Deuxième groupe de réassurance helvétique, scindé l'an dernier du groupe Zurich Financial Services, le groupe Converium a communiqué simultanément deux nouvelles mardi, l'une négative et l'autre favorable. Après avoir déjà dû constituer des provisions à hauteur de 47 millions de dollars au troisième trimestre en relation avec des affaires réassurées par Converium Amérique du Nord entre 1997 et 2000, Converium a encore annoncé hier devoir provisionner un montant supplémentaire de 70,3 millions de dollars (102 millions de francs) dans les comptes du quatrième trimestre 2002. Ce chiffre a pourtant d'abord rassuré les marchés qui craignaient que le neuvième réassureur mondial ne rehausse ses premières estimations de provisions communiquées le 28 octobre dernier. La banque Dresdner Kleinwort Wasserstein a même réagi positivement en relevant son objectif de cours de 2 francs à 77 francs mardi. «Converium semble avoir franchi ce pas avant les autres. Reste à savoir si ces provisions vont suffire à long terme», réagit de son côté Stephan Schürmann, spécialiste des assurances auprès de la banque Pictet. La constitution de réserves sur des dommages qui se sont produits voici plusieurs années est toutefois généralement mal accueillie car perçue comme une mauvaise appréciation du risque par la société. D'où le recul de 7,2% à 59,85 francs essuyé mardi par l'action Converium.
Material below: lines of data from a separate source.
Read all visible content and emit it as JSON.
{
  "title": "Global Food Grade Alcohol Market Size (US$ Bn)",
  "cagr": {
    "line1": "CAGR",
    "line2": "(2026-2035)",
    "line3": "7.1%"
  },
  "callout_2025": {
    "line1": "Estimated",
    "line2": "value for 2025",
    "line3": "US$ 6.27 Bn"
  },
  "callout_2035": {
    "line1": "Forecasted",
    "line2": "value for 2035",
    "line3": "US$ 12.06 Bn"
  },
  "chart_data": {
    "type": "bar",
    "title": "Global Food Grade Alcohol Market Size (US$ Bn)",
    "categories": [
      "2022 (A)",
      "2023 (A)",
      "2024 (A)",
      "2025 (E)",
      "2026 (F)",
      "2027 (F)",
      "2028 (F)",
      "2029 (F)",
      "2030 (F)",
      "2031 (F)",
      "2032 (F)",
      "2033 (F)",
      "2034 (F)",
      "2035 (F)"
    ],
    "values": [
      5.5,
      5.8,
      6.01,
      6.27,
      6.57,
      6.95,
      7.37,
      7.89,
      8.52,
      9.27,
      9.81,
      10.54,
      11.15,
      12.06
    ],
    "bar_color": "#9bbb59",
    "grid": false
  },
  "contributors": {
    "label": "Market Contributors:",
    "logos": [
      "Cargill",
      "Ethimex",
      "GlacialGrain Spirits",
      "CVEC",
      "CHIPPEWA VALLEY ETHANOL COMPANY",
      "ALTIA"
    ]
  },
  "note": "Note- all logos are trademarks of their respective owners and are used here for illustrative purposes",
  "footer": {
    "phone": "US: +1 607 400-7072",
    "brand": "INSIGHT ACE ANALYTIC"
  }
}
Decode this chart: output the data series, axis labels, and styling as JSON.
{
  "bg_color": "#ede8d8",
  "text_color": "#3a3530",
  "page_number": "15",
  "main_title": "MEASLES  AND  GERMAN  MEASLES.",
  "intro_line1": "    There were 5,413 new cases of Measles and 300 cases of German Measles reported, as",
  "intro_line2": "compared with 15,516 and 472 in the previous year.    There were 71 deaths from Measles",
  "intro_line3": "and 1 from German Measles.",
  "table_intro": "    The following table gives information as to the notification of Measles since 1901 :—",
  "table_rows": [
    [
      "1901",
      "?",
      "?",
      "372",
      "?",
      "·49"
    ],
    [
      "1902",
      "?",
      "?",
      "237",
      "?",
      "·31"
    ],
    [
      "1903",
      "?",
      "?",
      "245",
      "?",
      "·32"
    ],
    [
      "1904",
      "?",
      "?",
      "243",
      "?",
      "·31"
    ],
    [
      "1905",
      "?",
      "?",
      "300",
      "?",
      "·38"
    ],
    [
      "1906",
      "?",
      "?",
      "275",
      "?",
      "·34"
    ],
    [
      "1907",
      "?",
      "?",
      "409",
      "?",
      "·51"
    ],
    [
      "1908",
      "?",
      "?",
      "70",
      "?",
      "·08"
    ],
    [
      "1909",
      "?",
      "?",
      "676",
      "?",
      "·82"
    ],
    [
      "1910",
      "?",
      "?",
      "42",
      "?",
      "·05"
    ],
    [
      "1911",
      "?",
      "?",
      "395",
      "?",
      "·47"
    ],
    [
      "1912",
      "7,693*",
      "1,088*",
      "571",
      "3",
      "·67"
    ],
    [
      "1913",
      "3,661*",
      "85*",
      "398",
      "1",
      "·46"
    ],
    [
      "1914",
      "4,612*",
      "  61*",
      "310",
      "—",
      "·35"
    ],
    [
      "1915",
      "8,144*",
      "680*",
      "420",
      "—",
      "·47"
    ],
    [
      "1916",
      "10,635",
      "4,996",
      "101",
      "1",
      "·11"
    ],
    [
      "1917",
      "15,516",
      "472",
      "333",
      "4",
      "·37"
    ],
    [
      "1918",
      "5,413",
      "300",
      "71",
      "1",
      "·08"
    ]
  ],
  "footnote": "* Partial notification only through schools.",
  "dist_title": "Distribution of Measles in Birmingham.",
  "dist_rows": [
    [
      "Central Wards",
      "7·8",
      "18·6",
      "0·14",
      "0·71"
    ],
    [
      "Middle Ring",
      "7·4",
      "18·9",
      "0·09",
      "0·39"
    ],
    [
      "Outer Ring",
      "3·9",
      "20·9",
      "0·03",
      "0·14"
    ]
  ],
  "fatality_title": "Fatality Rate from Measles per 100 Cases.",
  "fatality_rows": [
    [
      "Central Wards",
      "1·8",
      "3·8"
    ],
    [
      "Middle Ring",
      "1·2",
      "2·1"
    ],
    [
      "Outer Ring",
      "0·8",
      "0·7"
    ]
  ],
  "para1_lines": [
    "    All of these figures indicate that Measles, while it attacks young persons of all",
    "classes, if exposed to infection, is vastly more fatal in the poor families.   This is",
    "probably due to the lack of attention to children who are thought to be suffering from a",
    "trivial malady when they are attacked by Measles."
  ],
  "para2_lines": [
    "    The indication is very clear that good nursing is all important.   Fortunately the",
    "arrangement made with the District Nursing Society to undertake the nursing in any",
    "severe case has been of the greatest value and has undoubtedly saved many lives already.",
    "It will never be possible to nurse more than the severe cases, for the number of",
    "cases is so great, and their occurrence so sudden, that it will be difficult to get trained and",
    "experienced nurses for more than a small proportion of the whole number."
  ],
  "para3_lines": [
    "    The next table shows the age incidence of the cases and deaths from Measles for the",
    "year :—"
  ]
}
«Entre 1997 et 2000, les compagnies d'assurances ont eu tendance à compenser leur faible rentabilité technique par de bons résultats financiers. Ce qui les a poussées à mener des politiques de primes souvent trop agressives.

Revenus substantiels

A leur tour, les réassureurs ont également pu s'appuyer durant ces années sur des revenus financiers substantiels, de nature à compenser la rentabilité insuffisante de certaines affaires de réassurances», commente encore Stephan Schürmann. Le montant total des provisions supplémentaires constituées par Converium en 2002 sur des polices souscrites entre 1997 et 2000 s'élève ainsi à 117,3 millions de dollars nets. Ces provisions concernent notamment des assurances véhicules à moteur ou responsabilité civile pour fautes médicales. En compensation partielle de ces charges additionnelles, Converium a toutefois fait savoir mardi – c'est la bonne nouvelle – qu'une analyse approfondie du portefeuille d'engagements de Converium Amérique du Nord a permis de réduire de 19,6 millions de dollars les réserves liées à deux grandes caisses de compensation, dont les pertes ont évolué plus favorablement que prévu entre 1998 et 2001.

«Les mesures prises au cours des troisième et quatrième trimestres illustrent la détermination de la direction à aborder de manière résolue et proactive les questions relatives aux réserves», a souligné Dirk Lohmann, le responsable opérationnel (CEO) de Converium, dans le cadre d'une conférence téléphonique. «A moins d'une grosse catastrophe, les bénéfices accrus induits par l'évolution positive de nos affaires non-vie vont certainement compenser l'augmentation des réserves», a précisé de son côté Martin Kauer, le responsable financier du groupe. Et Dirk Lohmann de tabler sur un bénéfice 2002 supérieur à celui enregistré sur les neufs premiers mois (ndlr: 26 millions de dollars). Stephan Schürmann table d'ores et déjà sur un bénéfice de 79 millions de dollars cette année. Conséquence des attentats de l'an dernier aux Etats-Unis, à l'instar des autres compagnies de réassurances, Converium a pu augmenter substantiellement ses primes cette année, de l'ordre de 10% à plus de 30%. Et Dirk Lohmann table sur une nouvelle amélioration de la rentabilité en 2003.